The focus on energy is partly related to industry structures and so forth (oil in Norway), to housing patterns (second homes) and similar issues. In many ways, the research is indeed shaped by the natural resources in the surroundings – and the subsequent economic and social factors derived from it. Hence, in this sense, there is indeed a Braudelian longue durée at play here, emphasising the specificity of the surroundings. A closer look at the history of institutions and their policies (as hinted at in Keinonen & Koskinen, 2007) would probably help to further trace these trajectories.

For the development of the domestication concept, however, the most interesting aspect lies in the additions to the original concept that have emerged over time. One example for this is the idea of reverse domestication (Karlsen & Syvertsen, 2016). In reverse domestication, the process is “turned back”, that is, similar dimensions occur in these processes as in domestication processes themselves, but the aim is actually – at least in the example cited – to reduce media use and similar habits. Elsewhere, we find pre-domestication (Saariketo, 2018), re-domestication (Bertel, 2013), or dis-domestication (Hebrok, 2010), all of which could be argued to be already contained in the original concept. On the other hand, each concept offers an emphasis that the original does not have, which therefore opens up new avenues for empirical research.

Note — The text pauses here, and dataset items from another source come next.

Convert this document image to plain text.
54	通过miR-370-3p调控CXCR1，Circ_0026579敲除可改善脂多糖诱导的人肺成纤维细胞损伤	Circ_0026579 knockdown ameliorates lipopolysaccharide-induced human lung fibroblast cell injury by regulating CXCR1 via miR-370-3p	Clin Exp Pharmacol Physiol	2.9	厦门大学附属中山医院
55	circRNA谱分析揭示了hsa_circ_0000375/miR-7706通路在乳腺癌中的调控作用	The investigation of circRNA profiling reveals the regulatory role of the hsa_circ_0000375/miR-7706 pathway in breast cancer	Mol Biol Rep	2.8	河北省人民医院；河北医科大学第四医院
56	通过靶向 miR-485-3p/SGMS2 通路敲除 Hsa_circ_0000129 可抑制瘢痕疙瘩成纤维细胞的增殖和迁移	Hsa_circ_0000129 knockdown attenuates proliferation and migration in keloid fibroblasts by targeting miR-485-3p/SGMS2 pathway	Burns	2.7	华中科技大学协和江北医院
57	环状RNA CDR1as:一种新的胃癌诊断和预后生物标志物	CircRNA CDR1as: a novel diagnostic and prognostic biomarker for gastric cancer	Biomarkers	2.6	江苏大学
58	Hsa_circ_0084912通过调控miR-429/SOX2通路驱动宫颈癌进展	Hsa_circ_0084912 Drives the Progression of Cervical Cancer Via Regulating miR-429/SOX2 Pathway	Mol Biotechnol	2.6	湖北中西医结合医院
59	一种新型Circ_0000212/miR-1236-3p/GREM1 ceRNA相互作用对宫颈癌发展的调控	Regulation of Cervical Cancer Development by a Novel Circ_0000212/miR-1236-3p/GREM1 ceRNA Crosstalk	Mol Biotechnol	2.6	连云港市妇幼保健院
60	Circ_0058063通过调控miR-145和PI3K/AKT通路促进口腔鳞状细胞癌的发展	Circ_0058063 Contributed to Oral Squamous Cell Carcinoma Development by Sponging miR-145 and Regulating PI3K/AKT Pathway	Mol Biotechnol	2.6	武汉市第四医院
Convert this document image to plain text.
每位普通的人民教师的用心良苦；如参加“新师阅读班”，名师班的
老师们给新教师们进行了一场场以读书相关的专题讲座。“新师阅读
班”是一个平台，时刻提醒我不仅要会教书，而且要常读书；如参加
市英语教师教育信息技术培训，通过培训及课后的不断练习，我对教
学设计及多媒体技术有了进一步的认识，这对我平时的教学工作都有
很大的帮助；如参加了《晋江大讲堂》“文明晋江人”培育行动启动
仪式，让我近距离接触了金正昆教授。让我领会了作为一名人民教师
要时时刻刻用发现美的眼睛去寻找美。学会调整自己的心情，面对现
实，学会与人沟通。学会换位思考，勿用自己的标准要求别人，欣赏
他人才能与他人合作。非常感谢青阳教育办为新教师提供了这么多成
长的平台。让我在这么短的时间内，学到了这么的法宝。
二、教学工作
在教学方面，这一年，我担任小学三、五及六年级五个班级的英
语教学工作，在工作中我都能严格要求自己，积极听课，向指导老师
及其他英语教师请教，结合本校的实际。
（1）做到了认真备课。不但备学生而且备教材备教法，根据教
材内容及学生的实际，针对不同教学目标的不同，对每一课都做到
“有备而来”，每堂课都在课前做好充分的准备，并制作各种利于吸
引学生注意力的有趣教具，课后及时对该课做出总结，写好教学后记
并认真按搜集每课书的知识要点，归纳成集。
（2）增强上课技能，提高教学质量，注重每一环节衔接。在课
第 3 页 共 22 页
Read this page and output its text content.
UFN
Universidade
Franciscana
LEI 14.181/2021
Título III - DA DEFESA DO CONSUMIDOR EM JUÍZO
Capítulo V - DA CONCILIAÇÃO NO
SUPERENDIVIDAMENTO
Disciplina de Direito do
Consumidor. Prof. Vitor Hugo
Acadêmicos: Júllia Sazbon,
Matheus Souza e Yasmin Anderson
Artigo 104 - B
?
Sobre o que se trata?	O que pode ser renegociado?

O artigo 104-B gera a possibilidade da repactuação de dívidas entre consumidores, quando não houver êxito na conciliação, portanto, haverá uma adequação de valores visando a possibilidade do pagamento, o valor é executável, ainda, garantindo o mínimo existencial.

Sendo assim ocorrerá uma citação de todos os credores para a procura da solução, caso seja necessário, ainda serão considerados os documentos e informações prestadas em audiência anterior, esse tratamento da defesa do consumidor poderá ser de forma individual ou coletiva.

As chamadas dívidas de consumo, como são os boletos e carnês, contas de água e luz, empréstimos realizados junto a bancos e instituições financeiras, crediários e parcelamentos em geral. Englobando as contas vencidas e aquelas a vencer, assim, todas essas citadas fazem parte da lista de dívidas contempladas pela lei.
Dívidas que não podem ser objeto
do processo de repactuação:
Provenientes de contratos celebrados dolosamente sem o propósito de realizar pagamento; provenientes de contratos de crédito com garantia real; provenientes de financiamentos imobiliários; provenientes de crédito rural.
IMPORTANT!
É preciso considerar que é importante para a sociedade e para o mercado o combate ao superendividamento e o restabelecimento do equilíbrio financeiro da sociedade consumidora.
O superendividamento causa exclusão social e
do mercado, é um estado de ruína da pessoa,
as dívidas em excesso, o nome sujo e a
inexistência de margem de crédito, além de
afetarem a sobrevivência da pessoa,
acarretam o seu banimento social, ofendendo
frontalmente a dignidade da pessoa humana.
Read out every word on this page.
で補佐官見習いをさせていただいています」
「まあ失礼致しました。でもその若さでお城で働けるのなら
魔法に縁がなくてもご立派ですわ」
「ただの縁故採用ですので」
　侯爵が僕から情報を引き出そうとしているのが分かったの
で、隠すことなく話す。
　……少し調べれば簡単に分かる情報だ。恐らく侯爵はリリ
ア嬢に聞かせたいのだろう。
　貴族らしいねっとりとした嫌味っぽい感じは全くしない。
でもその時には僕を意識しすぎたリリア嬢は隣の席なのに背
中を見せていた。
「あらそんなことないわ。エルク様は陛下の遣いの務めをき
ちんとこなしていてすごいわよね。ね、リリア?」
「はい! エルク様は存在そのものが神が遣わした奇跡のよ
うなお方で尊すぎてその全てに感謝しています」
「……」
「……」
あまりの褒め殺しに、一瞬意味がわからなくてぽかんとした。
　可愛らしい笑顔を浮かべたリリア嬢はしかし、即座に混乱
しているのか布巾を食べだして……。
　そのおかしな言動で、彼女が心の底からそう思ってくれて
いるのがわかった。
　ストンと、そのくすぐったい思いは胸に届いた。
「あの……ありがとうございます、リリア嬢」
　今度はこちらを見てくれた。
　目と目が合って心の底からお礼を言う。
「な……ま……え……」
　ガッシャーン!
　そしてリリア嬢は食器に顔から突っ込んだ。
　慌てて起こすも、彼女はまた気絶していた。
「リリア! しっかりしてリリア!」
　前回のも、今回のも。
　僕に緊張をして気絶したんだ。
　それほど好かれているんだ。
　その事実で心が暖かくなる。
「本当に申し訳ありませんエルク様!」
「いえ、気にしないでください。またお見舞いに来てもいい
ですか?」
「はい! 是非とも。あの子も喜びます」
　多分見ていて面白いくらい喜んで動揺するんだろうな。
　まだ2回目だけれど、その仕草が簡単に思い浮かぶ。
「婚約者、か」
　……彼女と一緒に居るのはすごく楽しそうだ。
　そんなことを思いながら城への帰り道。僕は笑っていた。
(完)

An earlier version of this has been Helle-Valle and Slettermeås's (2008) reconceptualisation of domestication beyond the domestic. They wanted to use the domestication concept to simply describe general appropriation, or taming processes – rethinking it as language games. This is similar to the aforementioned reconceptualisations insofar as the original concept was open enough to allow such a reading. At the same time, the move to leave the domestic environment behind has been, as I hope to have shown, one of the strong points in the Nordic versions of domestication. Additionally, Löfigren's work could extend the original conceptualisation in provocative ways, when he considers, for example, haunting objects, or objects that we keep somewhere (e.g., hidden in the basement), because they provoke mixed emotions (Löfigren, 2009). He has asked similar questions of the adaptation of objects into everyday life, or about the broader question of the national domestication of culture (Löfigren, 1989), but is generally not cited enough in domestication research.

Overall, I would suggest the domestication concept in the here presented versions is “Nordic light”. It is specific enough in the aforementioned aspects, but one should not overestimate its Nordic nature. Rather, the ideas that focus on democracy and ethics – even in relation to domestication – are not limited to these countries; however, they were developed rather early in these contexts and are still thriving.

The field as it plays out at the moment, however, contains a couple of emphases and several challenges. First, there seems to be one clear-cut trend to simply apply the domestication concept as a useful framework (and analytical tool) to understand technology appropriation by users in everyday life. This is a useful application with important research outcomes, but involves little extension on the theoretical side (one way to extend this would be a meta-analysis of all these studies to see whether other kinds of patterns emerge). Another is a slightly more ambitious trend to extend or change the original concept (as also hinted at above). We need exactly such theory innovation, since the framework itself has not seen much radical innovation in recent years – be it in the Nordic or other versions. (The emphasis is on the radical. For reflections on the changing nature of domestication studies over time and its international uptake, see, e.g., Haddon, 2006, 2016.) This, however, has been the strength of the Nordic application in earlier times. Another wave of Nordic intervention and innovation would be great to see in future. Or maybe domestication has been domesticated so much that any wildness is now impossible to revive? As Bausinger (1984: 351), an important reference in early domestication, stated: “A bit of wild thinking is needed to catch and describe this complex world in all its rational irrationality”. A return to the wilderness – a reverse domestication of the concept – would be very helpful.